Jun. 21, 2015 6:00 am
Father's Day has me thinking about dirt. And no, this isn't another topsoil column. Promise.
It's that my dad, Howard Dorman, who is 83, spent so much time working in it. His yard is filled with towering trees he planted as saplings, some sent through the mail from a seed catalog.
We always had big garden. One year, it produced tomatoes as big as your head, which I tried to sell at a table next to our gravel road. Turns out I can't even sell tomatoes as big as your head.
His large rose garden still thrives. After a bitter winter killed many of his roses a couple of years ago, he simply went out, bought replacements and planted them.
He still fills pots with flowers because that's what my mother would have wanted.
Then there's ball field dirt, his second home for the roughly 50 years he coached softball for Woden-Crystal Lake, Belmond and Belmond-Klemme. He won more than 1,000 games, was named national coach of the year and is in the Iowa softball coaches' Hall of Fame.

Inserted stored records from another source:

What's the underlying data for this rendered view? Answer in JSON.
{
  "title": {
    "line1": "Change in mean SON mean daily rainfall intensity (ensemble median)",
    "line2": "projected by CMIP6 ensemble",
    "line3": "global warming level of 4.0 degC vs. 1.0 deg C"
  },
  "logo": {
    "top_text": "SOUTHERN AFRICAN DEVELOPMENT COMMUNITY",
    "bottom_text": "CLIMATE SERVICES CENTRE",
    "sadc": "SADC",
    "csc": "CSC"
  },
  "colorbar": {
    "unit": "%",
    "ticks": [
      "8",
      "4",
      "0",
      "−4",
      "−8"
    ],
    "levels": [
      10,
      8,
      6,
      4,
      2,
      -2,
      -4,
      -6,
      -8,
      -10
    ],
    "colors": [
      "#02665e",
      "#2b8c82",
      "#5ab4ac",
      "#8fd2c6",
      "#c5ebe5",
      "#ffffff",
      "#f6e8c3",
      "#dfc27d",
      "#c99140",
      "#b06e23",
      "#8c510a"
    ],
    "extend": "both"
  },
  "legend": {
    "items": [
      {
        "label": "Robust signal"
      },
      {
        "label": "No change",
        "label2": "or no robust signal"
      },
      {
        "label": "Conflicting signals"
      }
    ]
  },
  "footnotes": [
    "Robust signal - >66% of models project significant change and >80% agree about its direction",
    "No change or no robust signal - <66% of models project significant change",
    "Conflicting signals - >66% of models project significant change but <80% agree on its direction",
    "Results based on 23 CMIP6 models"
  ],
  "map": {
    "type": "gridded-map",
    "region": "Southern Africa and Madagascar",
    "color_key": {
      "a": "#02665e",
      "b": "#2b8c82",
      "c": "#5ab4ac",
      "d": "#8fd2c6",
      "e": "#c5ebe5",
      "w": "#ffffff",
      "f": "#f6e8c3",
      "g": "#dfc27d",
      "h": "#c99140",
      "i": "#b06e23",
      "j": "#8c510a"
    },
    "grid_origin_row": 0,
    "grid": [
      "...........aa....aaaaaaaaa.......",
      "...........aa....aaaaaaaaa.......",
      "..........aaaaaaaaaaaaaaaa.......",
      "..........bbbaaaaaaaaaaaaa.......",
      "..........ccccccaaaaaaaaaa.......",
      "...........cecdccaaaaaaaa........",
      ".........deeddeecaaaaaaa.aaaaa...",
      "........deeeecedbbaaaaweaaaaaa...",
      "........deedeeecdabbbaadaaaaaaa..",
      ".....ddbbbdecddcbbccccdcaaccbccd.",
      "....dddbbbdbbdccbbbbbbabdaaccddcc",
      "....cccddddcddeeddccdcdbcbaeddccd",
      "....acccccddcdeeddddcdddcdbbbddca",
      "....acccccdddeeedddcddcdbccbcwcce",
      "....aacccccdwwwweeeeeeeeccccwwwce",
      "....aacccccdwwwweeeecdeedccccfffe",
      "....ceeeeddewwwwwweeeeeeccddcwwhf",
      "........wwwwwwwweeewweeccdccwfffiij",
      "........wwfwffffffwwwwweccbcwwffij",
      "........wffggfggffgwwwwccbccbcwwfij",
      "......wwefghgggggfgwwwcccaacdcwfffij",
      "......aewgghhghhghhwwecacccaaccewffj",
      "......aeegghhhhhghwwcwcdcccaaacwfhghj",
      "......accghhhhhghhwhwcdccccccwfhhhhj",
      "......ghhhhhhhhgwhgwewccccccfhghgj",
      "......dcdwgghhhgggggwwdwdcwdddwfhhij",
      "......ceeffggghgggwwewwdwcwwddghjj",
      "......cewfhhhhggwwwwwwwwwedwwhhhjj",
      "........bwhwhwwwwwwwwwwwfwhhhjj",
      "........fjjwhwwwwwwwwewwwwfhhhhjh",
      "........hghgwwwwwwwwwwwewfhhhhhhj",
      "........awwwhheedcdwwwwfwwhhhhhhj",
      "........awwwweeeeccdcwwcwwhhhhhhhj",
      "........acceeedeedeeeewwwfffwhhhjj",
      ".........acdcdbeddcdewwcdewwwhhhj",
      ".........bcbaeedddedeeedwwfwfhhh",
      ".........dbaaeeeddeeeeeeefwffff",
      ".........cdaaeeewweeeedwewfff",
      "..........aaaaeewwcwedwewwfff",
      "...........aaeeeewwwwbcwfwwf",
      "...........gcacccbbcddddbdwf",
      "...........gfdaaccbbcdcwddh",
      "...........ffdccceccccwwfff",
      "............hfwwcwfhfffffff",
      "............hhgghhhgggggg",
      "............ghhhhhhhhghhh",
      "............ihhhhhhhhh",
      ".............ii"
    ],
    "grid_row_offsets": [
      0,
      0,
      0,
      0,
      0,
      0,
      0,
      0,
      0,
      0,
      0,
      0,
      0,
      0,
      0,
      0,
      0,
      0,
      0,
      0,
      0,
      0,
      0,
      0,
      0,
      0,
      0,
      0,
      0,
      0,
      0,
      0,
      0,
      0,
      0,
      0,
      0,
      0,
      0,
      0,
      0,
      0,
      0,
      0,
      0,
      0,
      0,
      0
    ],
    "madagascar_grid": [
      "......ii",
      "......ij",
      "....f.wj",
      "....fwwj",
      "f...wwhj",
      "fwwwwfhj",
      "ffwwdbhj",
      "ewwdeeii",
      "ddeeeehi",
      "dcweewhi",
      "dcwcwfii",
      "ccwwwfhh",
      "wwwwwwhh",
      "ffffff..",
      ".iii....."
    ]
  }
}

His teams won a couple of state titles and appeared in several state tournaments.
But beneath all those shiny stats is dirt. All the mornings and afternoons and evenings spent raking and filling, spraying and dragging that softball diamond. All the times I watched him drive in circles smoothing its sandy contours on an old tight-turning tug that used to work for the Iowa Air National Guard.
Alone, under the lights, long after the game was over.
He fussed over its details. He checked and rechecked. He fought against rainouts with shovels, rakes and sand.
The old Impala he drove for years to and from the diamond was covered in ball field dust, inside and out. Its windshield was cracked by foul balls.
That's what it takes to build something, a program, a legacy, something that you can be proud of long after the cheers die down. Something so special that kids still reach out to you after all these years because the lessons you taught them are still so meaningful to them. Sometimes, what you plant in all that dirt blossoms. The scraping and dragging and fussing pays off.
That old diamond is gone now. They built a great new school on top of it, and moved the baseball and softball complex to some land nearby.
He coached at the new diamonds for a season or two before retiring in 2008 and re-retiring in 2010, although he still does some coaching. As long as there are kids who want to learn, he's not going to stop.
The school district named the new diamonds for the people who donated the land, which isn't surprising.
After all of that work and coaching and nurturing, I wish they had put his name on that field. Of course, that's the biased verdict of an opinionated son who makes a living complaining about the decisions of officialdom.
My dad, of course, doesn't need a nameplate to know he built something.
And I remember it every time I'm in my garden, hands caked in mud. And every time one of my kids walks off the field after a softball game, grinning, in a uniform covered in dirt.